Setting up the Databricks Workspace Datasource Connector for Unstructured Data

Prerequisites

  • The datasource must be reachable from the network where the product is deployed (for example, via a private DNS name or a routable IP address).
  • If a firewall is in place, ensure the required port is open.
  • Create a user account with read access to the datasource metadata for the product to run the scanning process.
Creating Database Credentials
  1. Navigate to Administration > Data Sources and choose Databricks Workspace from the DATABRICKS provider.

  2. Click NEW CREDENTIALS to create a new credential for Databricks Workspace.

  3. Provide Credentials name.

  4. Provide Host information. To find the Host [Databricks workspace URL], follow the below mentioned steps.
    1. Log in to your Databricks account and from the left navigation menu, select Workspaces and Click on the workspace you want to connect.

    2. In the Configuration tab, locate the URL field and copy the complete workspace (Host) URL.

    3. Paste the copied workspace (Host) URL in the Host field.

  5. Provide Access Token. To generate the Access Token follow the below mentioned steps.
    1. In the Databricks workspace, click your user profile icon in the top-right corner and go to settings.

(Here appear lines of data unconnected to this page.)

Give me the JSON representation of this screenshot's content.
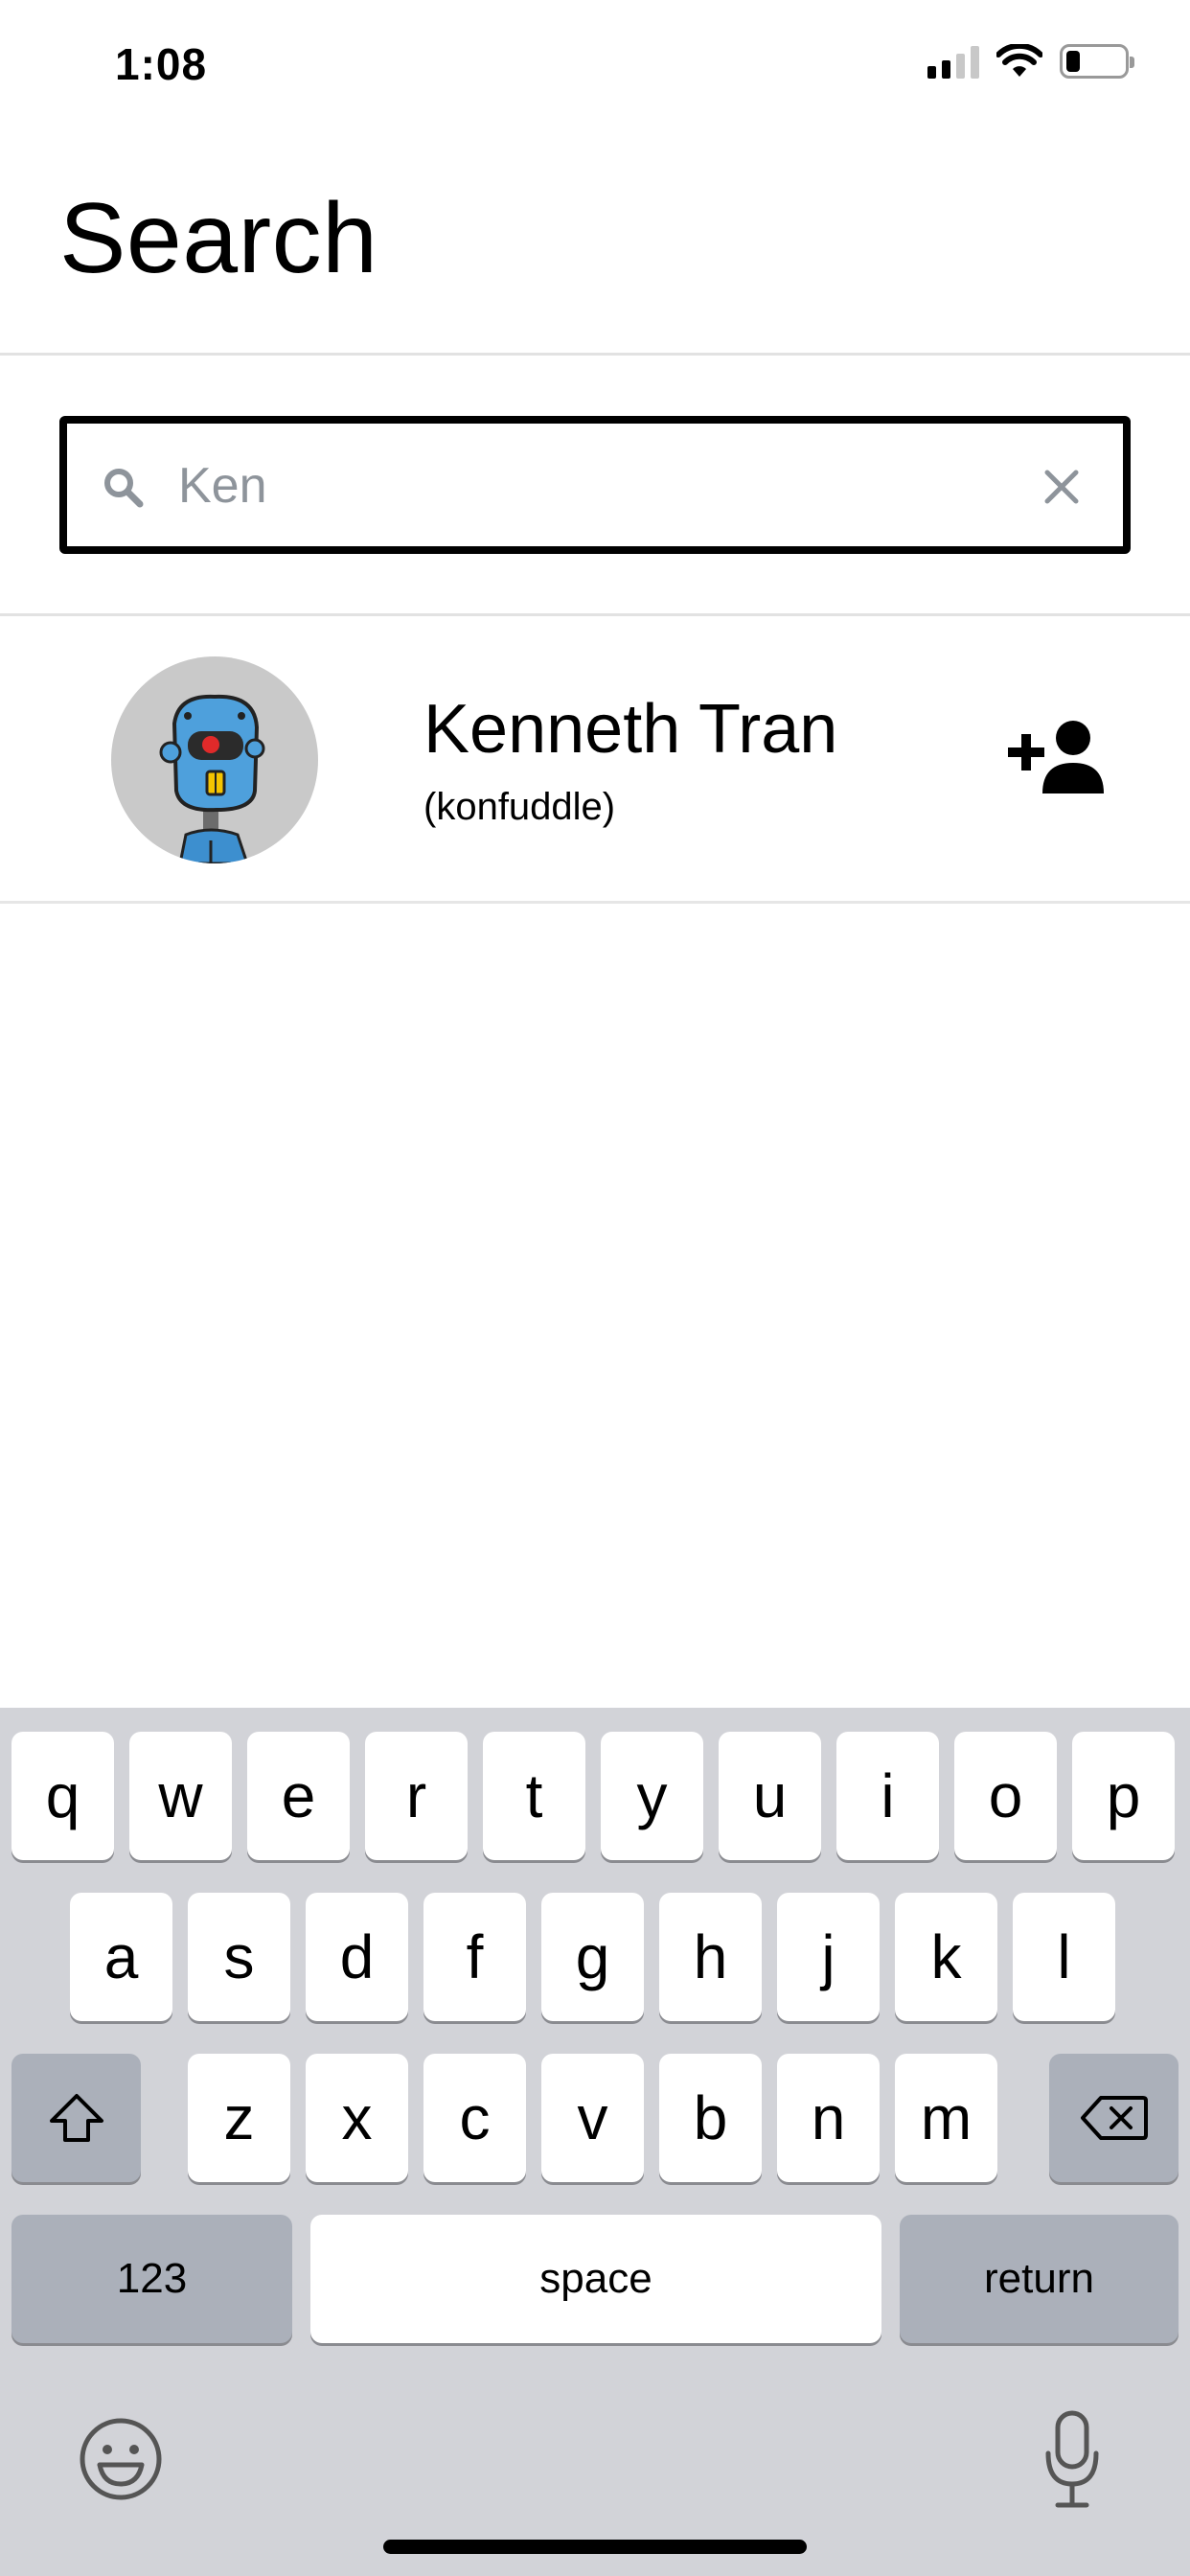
{
  "status_bar": {
    "time": "1:08"
  },
  "header": {
    "title": "Search"
  },
  "search": {
    "value": "Ken",
    "placeholder": "Ken"
  },
  "results": [
    {
      "name": "Kenneth Tran",
      "username": "(konfuddle)",
      "avatar": "robot-avatar",
      "action_icon": "add-friend-icon"
    }
  ],
  "keyboard": {
    "row1": [
      "q",
      "w",
      "e",
      "r",
      "t",
      "y",
      "u",
      "i",
      "o",
      "p"
    ],
    "row2": [
      "a",
      "s",
      "d",
      "f",
      "g",
      "h",
      "j",
      "k",
      "l"
    ],
    "row3": [
      "z",
      "x",
      "c",
      "v",
      "b",
      "n",
      "m"
    ],
    "numbers_label": "123",
    "space_label": "space",
    "return_label": "return"
  },
  "colors": {
    "keyboard_bg": "#d2d3d8",
    "dark_key": "#abb0ba",
    "placeholder": "#8e949b"
  }
}
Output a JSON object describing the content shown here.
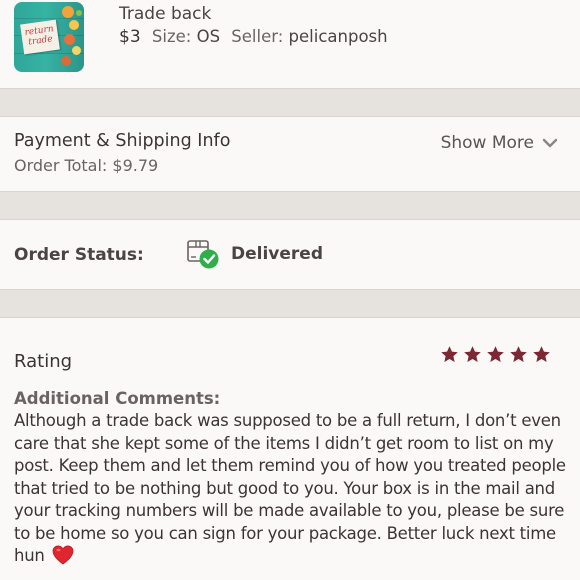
{
  "item": {
    "title": "Trade back",
    "price": "$3",
    "size_label": "Size:",
    "size": "OS",
    "seller_label": "Seller:",
    "seller": "pelicanposh",
    "thumbnail_text_line1": "return",
    "thumbnail_text_line2": "trade",
    "thumbnail_icon": "listing-photo"
  },
  "payment": {
    "title": "Payment & Shipping Info",
    "order_total": "Order Total: $9.79",
    "show_more_label": "Show More",
    "show_more_icon": "chevron-down-icon"
  },
  "order_status": {
    "label": "Order Status:",
    "value": "Delivered",
    "icon": "delivered-box-check-icon"
  },
  "rating": {
    "label": "Rating",
    "stars": 5,
    "max_stars": 5,
    "star_color": "#7b2834",
    "comments_label": "Additional Comments:",
    "comments_text": "Although a trade back was supposed to be a full return, I don’t even care that she kept some of the items I didn’t get room to list on my post. Keep them and let them remind you of how you treated people that tried to be nothing but good to you. Your box is in the mail and your tracking numbers will be made available to you, please be sure to be home so you can sign for your package. Better luck next time hun",
    "comments_emoji": "heart-icon"
  },
  "colors": {
    "page_background": "#fbf9f8",
    "separator_background": "#e6e2de",
    "check_green": "#2fae4a",
    "heart_red": "#e0252f"
  }
}
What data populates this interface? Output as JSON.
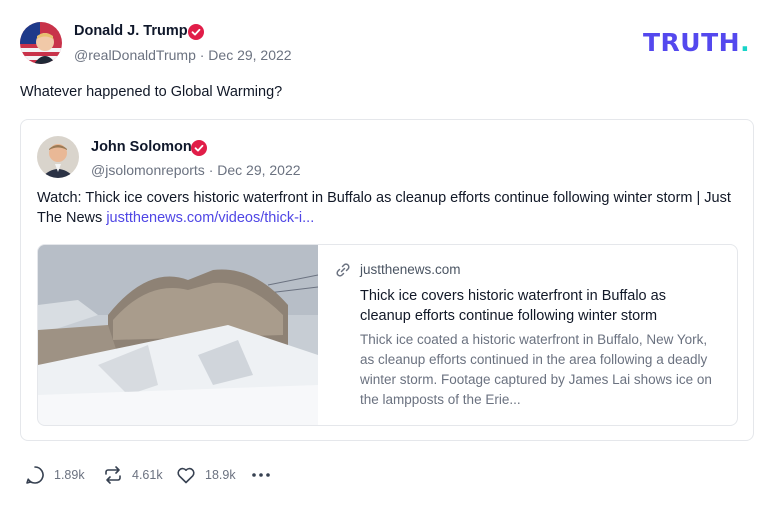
{
  "post": {
    "author_name": "Donald J. Trump",
    "author_handle_meta": "@realDonaldTrump · Dec 29, 2022",
    "text": "Whatever happened to Global Warming?"
  },
  "brand": {
    "name": "TRUTH",
    "dot": "."
  },
  "quote": {
    "author_name": "John Solomon",
    "author_handle_meta": "@jsolomonreports · Dec 29, 2022",
    "text": "Watch:  Thick ice covers historic waterfront in Buffalo as cleanup efforts continue following winter storm | Just The News ",
    "link_text": "justthenews.com/videos/thick-i..."
  },
  "link_card": {
    "domain": "justthenews.com",
    "title": "Thick ice covers historic waterfront in Buffalo as cleanup efforts continue following winter storm",
    "description": "Thick ice coated a historic waterfront in Buffalo, New York, as cleanup efforts continued in the area following a deadly winter storm. Footage captured by James Lai shows ice on the lampposts of the Erie..."
  },
  "actions": {
    "replies": "1.89k",
    "retruths": "4.61k",
    "likes": "18.9k"
  },
  "colors": {
    "brand": "#5448ee",
    "brand_dot": "#17d4c8",
    "verified": "#e11d48",
    "link": "#4f46e5"
  },
  "icons": [
    "verified-badge-icon",
    "link-icon",
    "reply-icon",
    "retruth-icon",
    "like-icon",
    "more-icon"
  ]
}
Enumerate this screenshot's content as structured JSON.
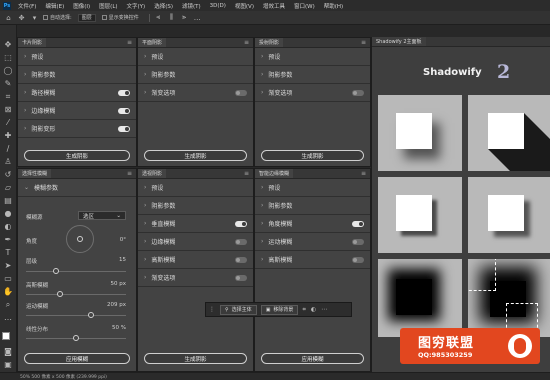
{
  "menubar": {
    "logo": "Ps",
    "items": [
      "文件(F)",
      "编辑(E)",
      "图像(I)",
      "图层(L)",
      "文字(Y)",
      "选择(S)",
      "滤镜(T)",
      "3D(D)",
      "视图(V)",
      "增效工具",
      "窗口(W)",
      "帮助(H)"
    ]
  },
  "optionsbar": {
    "auto_select_label": "自动选择:",
    "layer_select": "图层",
    "show_transform_label": "显示变换控件"
  },
  "panel_card": {
    "tab": "卡片阴影",
    "rows": [
      {
        "label": "预设",
        "toggle": null
      },
      {
        "label": "阴影参数",
        "toggle": null
      },
      {
        "label": "路径模糊",
        "toggle": true
      },
      {
        "label": "边缘模糊",
        "toggle": true
      },
      {
        "label": "阴影变形",
        "toggle": true
      }
    ],
    "button": "生成阴影"
  },
  "panel_flat": {
    "tab": "平面阴影",
    "rows": [
      {
        "label": "预设",
        "toggle": null
      },
      {
        "label": "阴影参数",
        "toggle": null
      },
      {
        "label": "渐变选项",
        "toggle": false
      }
    ],
    "button": "生成阴影"
  },
  "panel_ai": {
    "tab": "投射阴影",
    "rows": [
      {
        "label": "预设",
        "toggle": null
      },
      {
        "label": "阴影参数",
        "toggle": null
      },
      {
        "label": "渐变选项",
        "toggle": false
      }
    ],
    "button": "生成阴影"
  },
  "panel_selection": {
    "tab": "选择性模糊",
    "section": "模糊参数",
    "mode_label": "模糊源",
    "mode_value": "选区",
    "params": [
      {
        "label": "角度",
        "value": "0°",
        "level": 0
      },
      {
        "label": "层级",
        "value": "15",
        "level": 0.15
      },
      {
        "label": "高斯模糊",
        "value": "50 px",
        "level": 0.25
      },
      {
        "label": "运动模糊",
        "value": "209 px",
        "level": 0.65
      },
      {
        "label": "线性分布",
        "value": "50 %",
        "level": 0.5
      }
    ],
    "button": "应用模糊"
  },
  "panel_transparent": {
    "tab": "透视阴影",
    "rows": [
      {
        "label": "预设",
        "toggle": null
      },
      {
        "label": "阴影参数",
        "toggle": null
      },
      {
        "label": "垂直模糊",
        "toggle": true
      },
      {
        "label": "边缘模糊",
        "toggle": false
      },
      {
        "label": "高斯模糊",
        "toggle": false
      },
      {
        "label": "渐变选项",
        "toggle": false
      }
    ],
    "button": "生成阴影"
  },
  "panel_smart": {
    "tab": "智能边缘模糊",
    "rows": [
      {
        "label": "预设",
        "toggle": null
      },
      {
        "label": "阴影参数",
        "toggle": null
      },
      {
        "label": "角度模糊",
        "toggle": true
      },
      {
        "label": "运动模糊",
        "toggle": false
      },
      {
        "label": "高斯模糊",
        "toggle": false
      }
    ],
    "button": "应用模糊"
  },
  "floatbar": {
    "select_subject": "选择主体",
    "remove_bg": "移除背景"
  },
  "shadowify": {
    "tab": "Shadowify 2主面板",
    "logo_text": "Shadowify",
    "logo_num": "2"
  },
  "watermark": {
    "title": "图穷联盟",
    "sub": "QQ:985303259"
  },
  "statusbar": {
    "text": "50%    500 像素 x 500 像素 (239.999 ppi)"
  }
}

    2. Under User settings, click Developer and click Manage to open the Access tokens screen.

    3. Click Generate new token.

      1. Enter a comment to identify the token.
      2. Specify the token Lifetime (days) as required.
      3. Under Scope, select Other APIs.
      4. Under API scope(s), add the following scopes: files, scim, access-management, and workspace.
      5. Click Generate.

    4. Copy the generated token immediately.
      Note:

      The token will not be visible again after this step.

  6. Paste the copied token into Access Token field and click SAVE & CLOSE.